I used to endure bad asthma attacks and emergency hospitalizations at Kaiser. At that time, Kaiser prescribed ProAir and Albuterol, which fight against each other, and the victim is me, gasping for air from uncontrolled asthma. It worsened as I experienced the stress and traumas of a highly toxic workplace in a state agency.

My husband got assigned, years later, in our retirement, to do a post-doctoral teaching sponsored by Fullbright in Leyte. We took a trip to Baybay, Leyte, his next research seminar assignment. I also was doing an all-day seminar on ‘Ethics, Spirituality of a Quality-Conscious Professional.” I had an asthma attack coupled with allergies and bronchitis. I was gasping for air with every sentence I uttered.

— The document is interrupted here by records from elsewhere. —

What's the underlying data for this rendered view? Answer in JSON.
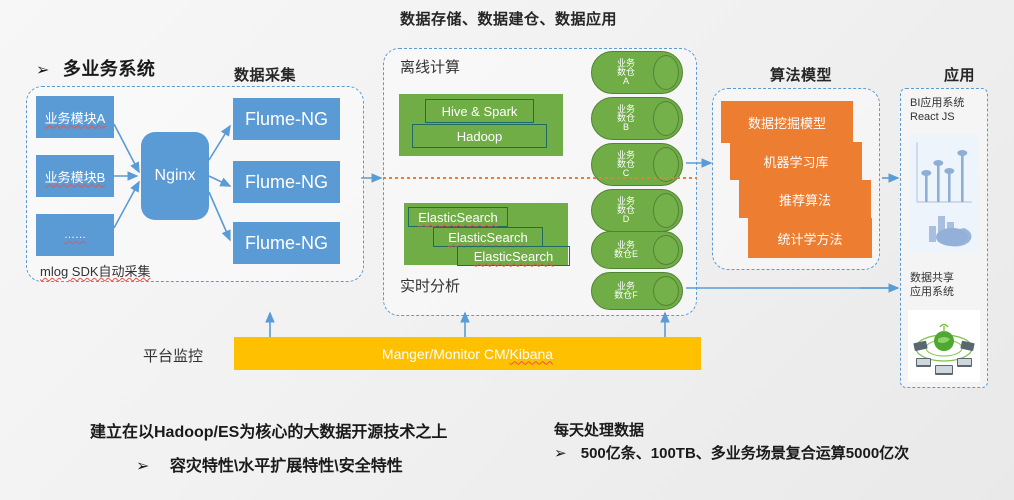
{
  "sections": {
    "multi_business": "多业务系统",
    "data_collect": "数据采集",
    "storage_title": "数据存储、数据建仓、数据应用",
    "offline_compute": "离线计算",
    "realtime_analysis": "实时分析",
    "algorithm_model": "算法模型",
    "application": "应用"
  },
  "left": {
    "modules": [
      "业务模块A",
      "业务模块B",
      "……"
    ],
    "nginx": "Nginx",
    "flume": [
      "Flume-NG",
      "Flume-NG",
      "Flume-NG"
    ],
    "footer": "mlog SDK自动采集"
  },
  "middle": {
    "offline_boxes": [
      "Hive & Spark",
      "Hadoop"
    ],
    "realtime_boxes": [
      "ElasticSearch",
      "ElasticSearch",
      "ElasticSearch"
    ],
    "warehouses": [
      {
        "l1": "业务",
        "l2": "数仓",
        "l3": "A"
      },
      {
        "l1": "业务",
        "l2": "数仓",
        "l3": "B"
      },
      {
        "l1": "业务",
        "l2": "数仓",
        "l3": "C"
      },
      {
        "l1": "业务",
        "l2": "数仓",
        "l3": "D"
      },
      {
        "l1": "业务",
        "l2": "数仓E",
        "l3": ""
      },
      {
        "l1": "业务",
        "l2": "数仓F",
        "l3": ""
      }
    ]
  },
  "algorithm": {
    "items": [
      "数据挖掘模型",
      "机器学习库",
      "推荐算法",
      "统计学方法"
    ]
  },
  "apps": {
    "bi_caption": "BI应用系统\nReact JS",
    "share_caption": "数据共享\n应用系统"
  },
  "monitor": {
    "label": "平台监控",
    "bar_text_1": "Manger/Monitor  CM/",
    "bar_text_2": "Kibana"
  },
  "footer": {
    "left_line1": "建立在以Hadoop/ES为核心的大数据开源技术之上",
    "left_bullet": "➢",
    "left_line2": "容灾特性\\水平扩展特性\\安全特性",
    "right_line1": "每天处理数据",
    "right_bullet": "➢",
    "right_line2": "500亿条、100TB、多业务场景复合运算5000亿次"
  },
  "colors": {
    "blue": "#5b9bd5",
    "green": "#70ad47",
    "orange": "#ed7d31",
    "yellow": "#ffc000",
    "dashed_border": "#5b9bd5",
    "divider_dotted": "#ed7d31"
  }
}
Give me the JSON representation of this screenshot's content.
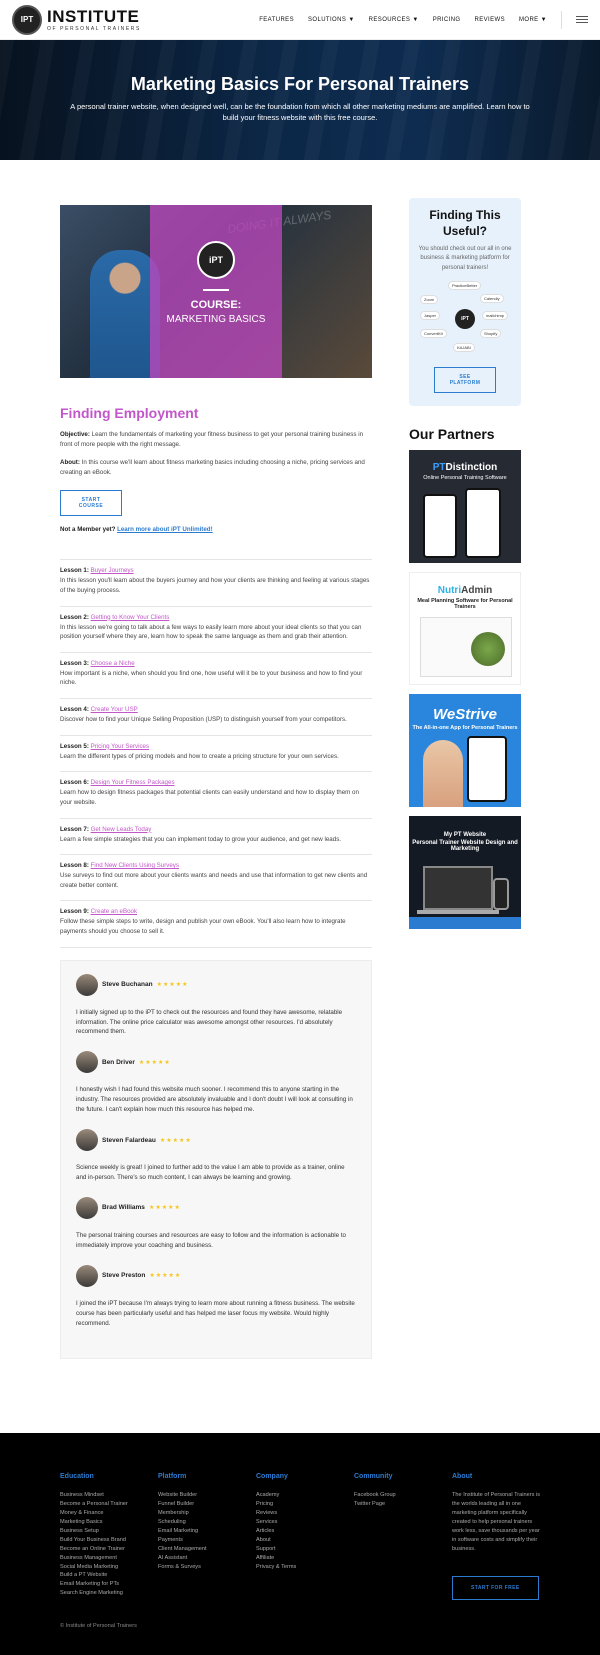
{
  "header": {
    "logo_mark": "IPT",
    "logo_main": "INSTITUTE",
    "logo_sub": "OF PERSONAL TRAINERS",
    "nav": [
      "FEATURES",
      "SOLUTIONS ▼",
      "RESOURCES ▼",
      "PRICING",
      "REVIEWS",
      "MORE ▼"
    ]
  },
  "hero": {
    "title": "Marketing Basics For Personal Trainers",
    "subtitle": "A personal trainer website, when designed well, can be the foundation from which all other marketing mediums are amplified. Learn how to build your fitness website with this free course."
  },
  "course_image": {
    "badge": "iPT",
    "line1": "COURSE:",
    "line2": "MARKETING BASICS",
    "wall_text": "DOING IT ALWAYS"
  },
  "main": {
    "title": "Finding Employment",
    "objective_label": "Objective:",
    "objective": " Learn the fundamentals of marketing your fitness business to get your personal training business in front of more people with the right message.",
    "about_label": "About:",
    "about": " In this course we'll learn about fitness marketing basics including choosing a niche, pricing services and creating an eBook.",
    "start_button": "START COURSE",
    "member_text": "Not a Member yet? ",
    "member_link": "Learn more about iPT Unlimited!"
  },
  "lessons": [
    {
      "num": "Lesson 1: ",
      "title": "Buyer Journeys",
      "desc": "In this lesson you'll learn about the buyers journey and how your clients are thinking and feeling at various stages of the buying process."
    },
    {
      "num": "Lesson 2: ",
      "title": "Getting to Know Your Clients",
      "desc": "In this lesson we're going to talk about a few ways to easily learn more about your ideal clients so that you can position yourself where they are, learn how to speak the same language as them and grab their attention."
    },
    {
      "num": "Lesson 3: ",
      "title": "Choose a Niche",
      "desc": "How important is a niche, when should you find one, how useful will it be to your business and how to find your niche."
    },
    {
      "num": "Lesson 4: ",
      "title": "Create Your USP",
      "desc": "Discover how to find your Unique Selling Proposition (USP) to distinguish yourself from your competitors."
    },
    {
      "num": "Lesson 5: ",
      "title": "Pricing Your Services",
      "desc": "Learn the different types of pricing models and how to create a pricing structure for your own services."
    },
    {
      "num": "Lesson 6: ",
      "title": "Design Your Fitness Packages",
      "desc": "Learn how to design fitness packages that potential clients can easily understand and how to display them on your website."
    },
    {
      "num": "Lesson 7: ",
      "title": "Get New Leads Today",
      "desc": "Learn a few simple strategies that you can implement today to grow your audience, and get new leads."
    },
    {
      "num": "Lesson 8: ",
      "title": "Find New Clients Using Surveys",
      "desc": "Use surveys to find out more about your clients wants and needs and use that information to get new clients and create better content."
    },
    {
      "num": "Lesson 9: ",
      "title": "Create an eBook",
      "desc": "Follow these simple steps to write, design and publish your own eBook. You'll also learn how to integrate payments should you choose to sell it."
    }
  ],
  "reviews": [
    {
      "name": "Steve Buchanan",
      "stars": "★★★★★",
      "text": "I initially signed up to the iPT to check out the resources and found they have awesome, relatable information. The online price calculator was awesome amongst other resources. I'd absolutely recommend them."
    },
    {
      "name": "Ben Driver",
      "stars": "★★★★★",
      "text": "I honestly wish I had found this website much sooner. I recommend this to anyone starting in the industry. The resources provided are absolutely invaluable and I don't doubt I will look at consulting in the future. I can't explain how much this resource has helped me."
    },
    {
      "name": "Steven Falardeau",
      "stars": "★★★★★",
      "text": "Science weekly is great! I joined to further add to the value I am able to provide as a trainer, online and in-person. There's so much content, I can always be learning and growing."
    },
    {
      "name": "Brad Williams",
      "stars": "★★★★★",
      "text": "The personal training courses and resources are easy to follow and the information is actionable to immediately improve your coaching and business."
    },
    {
      "name": "Steve Preston",
      "stars": "★★★★★",
      "text": "I joined the iPT because I'm always trying to learn more about running a fitness business. The website course has been particularly useful and has helped me laser focus my website. Would highly recommend."
    }
  ],
  "sidebar": {
    "find_title": "Finding This Useful?",
    "find_text": "You should check out our all in one business & marketing platform for personal trainers!",
    "hub": "iPT",
    "integrations": [
      "PracticeBetter",
      "Calendly",
      "Jasper",
      "mailchimp",
      "Shopify",
      "ConvertKit",
      "Zoom",
      "KAJABI",
      "Google Calendar"
    ],
    "see_button": "SEE PLATFORM",
    "partners_title": "Our Partners",
    "ads": [
      {
        "brand_a": "PT",
        "brand_b": "Distinction",
        "tagline": "Online Personal Training Software"
      },
      {
        "brand_a": "Nutri",
        "brand_b": "Admin",
        "tagline": "Meal Planning Software for Personal Trainers"
      },
      {
        "brand": "WeStrive",
        "tagline": "The All-in-one App for Personal Trainers"
      },
      {
        "brand": "My PT Website",
        "tagline": "Personal Trainer Website Design and Marketing"
      }
    ]
  },
  "footer": {
    "columns": [
      {
        "title": "Education",
        "items": [
          "Business Mindset",
          "Become a Personal Trainer",
          "Money & Finance",
          "Marketing Basics",
          "Business Setup",
          "Build Your Business Brand",
          "Become an Online Trainer",
          "Business Management",
          "Social Media Marketing",
          "Build a PT Website",
          "Email Marketing for PTs",
          "Search Engine Marketing"
        ]
      },
      {
        "title": "Platform",
        "items": [
          "Website Builder",
          "Funnel Builder",
          "Membership",
          "Scheduling",
          "Email Marketing",
          "Payments",
          "Client Management",
          "AI Assistant",
          "Forms & Surveys"
        ]
      },
      {
        "title": "Company",
        "items": [
          "Academy",
          "Pricing",
          "Reviews",
          "Services",
          "Articles",
          "About",
          "Support",
          "Affiliate",
          "Privacy & Terms"
        ]
      },
      {
        "title": "Community",
        "items": [
          "Facebook Group",
          "Twitter Page"
        ]
      }
    ],
    "about_title": "About",
    "about_text": "The Institute of Personal Trainers is the worlds leading all in one marketing platform specifically created to help personal trainers work less, save thousands per year in software costs and simplify their business.",
    "free_button": "START FOR FREE",
    "copyright": "© Institute of Personal Trainers"
  }
}
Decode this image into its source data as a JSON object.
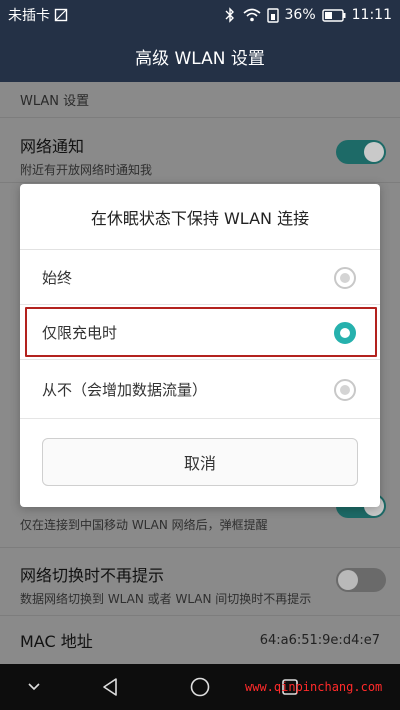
{
  "status_bar": {
    "carrier": "未插卡",
    "battery_percent": "36%",
    "time": "11:11"
  },
  "action_bar": {
    "title": "高级 WLAN 设置"
  },
  "settings": {
    "section_header": "WLAN 设置",
    "network_notify": {
      "title": "网络通知",
      "subtitle": "附近有开放网络时通知我",
      "enabled": true
    },
    "cmcc_popup": {
      "subtitle": "仅在连接到中国移动 WLAN 网络后，弹框提醒",
      "enabled": true
    },
    "no_switch_prompt": {
      "title": "网络切换时不再提示",
      "subtitle": "数据网络切换到 WLAN 或者 WLAN 间切换时不再提示",
      "enabled": false
    },
    "mac": {
      "label": "MAC 地址",
      "value": "64:a6:51:9e:d4:e7"
    }
  },
  "dialog": {
    "title": "在休眠状态下保持 WLAN 连接",
    "options": [
      {
        "label": "始终",
        "selected": false
      },
      {
        "label": "仅限充电时",
        "selected": true
      },
      {
        "label": "从不（会增加数据流量）",
        "selected": false
      }
    ],
    "cancel_label": "取消"
  },
  "watermark": "www.qinpinchang.com",
  "colors": {
    "status_bar": "#243146",
    "accent": "#26b1ad",
    "highlight": "#b3221e"
  },
  "icons": [
    "no-sim-icon",
    "bluetooth-off-icon",
    "wifi-icon",
    "sim-battery-icon",
    "battery-icon",
    "back-icon",
    "home-icon",
    "recents-icon",
    "nav-collapse-icon"
  ]
}
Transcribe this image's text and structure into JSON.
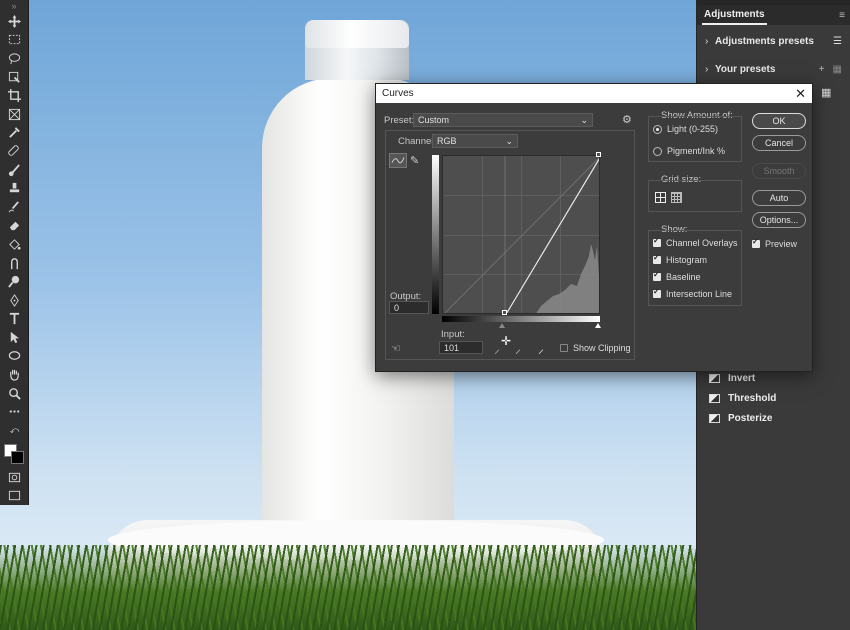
{
  "panel": {
    "tab_title": "Adjustments",
    "menu_icon": "hamburger-icon",
    "rows": [
      {
        "label": "Adjustments presets",
        "icon": "list-icon"
      },
      {
        "label": "Your presets",
        "icon": "grid-icon"
      }
    ],
    "items": [
      {
        "label": "Invert",
        "icon": "invert-icon"
      },
      {
        "label": "Threshold",
        "icon": "threshold-icon"
      },
      {
        "label": "Posterize",
        "icon": "posterize-icon"
      }
    ]
  },
  "dialog": {
    "title": "Curves",
    "preset_label": "Preset:",
    "preset_value": "Custom",
    "channel_label": "Channel:",
    "channel_value": "RGB",
    "output_label": "Output:",
    "output_value": "0",
    "input_label": "Input:",
    "input_value": "101",
    "show_clipping_label": "Show Clipping",
    "show_clipping": false,
    "show_amount_label": "Show Amount of:",
    "light_label": "Light  (0-255)",
    "pigment_label": "Pigment/Ink %",
    "light_selected": true,
    "grid_size_label": "Grid size:",
    "show_label": "Show:",
    "show_options": [
      {
        "label": "Channel Overlays",
        "checked": true
      },
      {
        "label": "Histogram",
        "checked": true
      },
      {
        "label": "Baseline",
        "checked": true
      },
      {
        "label": "Intersection Line",
        "checked": true
      }
    ],
    "buttons": {
      "ok": "OK",
      "cancel": "Cancel",
      "smooth": "Smooth",
      "auto": "Auto",
      "options": "Options..."
    },
    "preview_label": "Preview",
    "preview_checked": true,
    "curve_points": [
      [
        101,
        0
      ],
      [
        255,
        255
      ]
    ]
  }
}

My husband suggested I reschedule, but I pushed through, knowing folks were travelling from faraway campuses of Tolosa and more. I completed the seminar. At the end of the seminar, this academic personnel was so motivated, and I asked for volunteers to share: one said she would make love to her husband more and folks laughed, while another said I would wake up to my life and pursue my doctorate.

When we returned to our condotel, I couldn’t change clothes. This was when my husband said; I am taking you to an emergency. By the time the ambulance came, it was an hour later, as they had to find a working battery for their hospital ambulance. Being the journalist I am, I wrote a full-page newspaper story in Taliba; my editor then was Suzan Rosal, and that story was leveraged to get more funding for the infirmary.

A good doctor, Elwin Jay Yu, conscientiously researched what meds to give me. His service was impeccably professional and first-class quality care, even though his third-world surroundings of an infirmary had worn-out sofa springs, torn upholstery cover, leaking plumbing in the toilet, and termite-infested ceiling rafts.

He got me back to normal so that I could breathe again and braved dawn morning masses for Simbang Gabi in Tacloban, Leyte, a week later.

When I returned to the US, my husband put me into a regimen of juicing fruits and vegetables. I did not like it as it seemed I lived to see the bathroom all the time. I didn’t understand the concept of cleansing my body from the insides. That was in 2008.

I went back years later to visit and the infirmary was upgraded to Level 1 hospital.

During the 2020 peak of the Coronavirus, Dr. Yu immediately imposed quarantine and, with proactive university authorities, decided to keep the students in campus dorms safe and safer. Now they are vaccinating them.

Fast forward to 2021. I am now juicing 2 cups wild blueberries, 2 cups apples, and 2 cups spinach, my anti-inflammatory drink, each morning. I have only been doing this juice this year.

Today, knock on wood, I have more healthy days than sick days and no emergency hospitalizations.

This year, we were fortunate to drive 3,677 miles and visited five national parks: Great Basin, Yellowstone, Grand Teton, Capitol Reef, and my all-time favorite now out of 29 national parks we have visited, Glacier National Park.

Still with all these, I had allergies in May, that led to uncontrolled asthma. Kaiser, this time, through their asthma and allergy clinic, prescribed the right meds for me: same inhalers, of Flovent and Serevent, the equivalent to the Swiss drugs prescribed by Dr. Yu, and allergy meds for the evening.

Thanks to Kaiser’s Dr. Joyce Lee, VSU’s hospital’s Dr. Elwin Jay Lu, and my juicing blueberries, which keep my asthma under control for me to keep living to the maximum.

My lesson: To not settle for hospitalizations, that I am more than my asthma!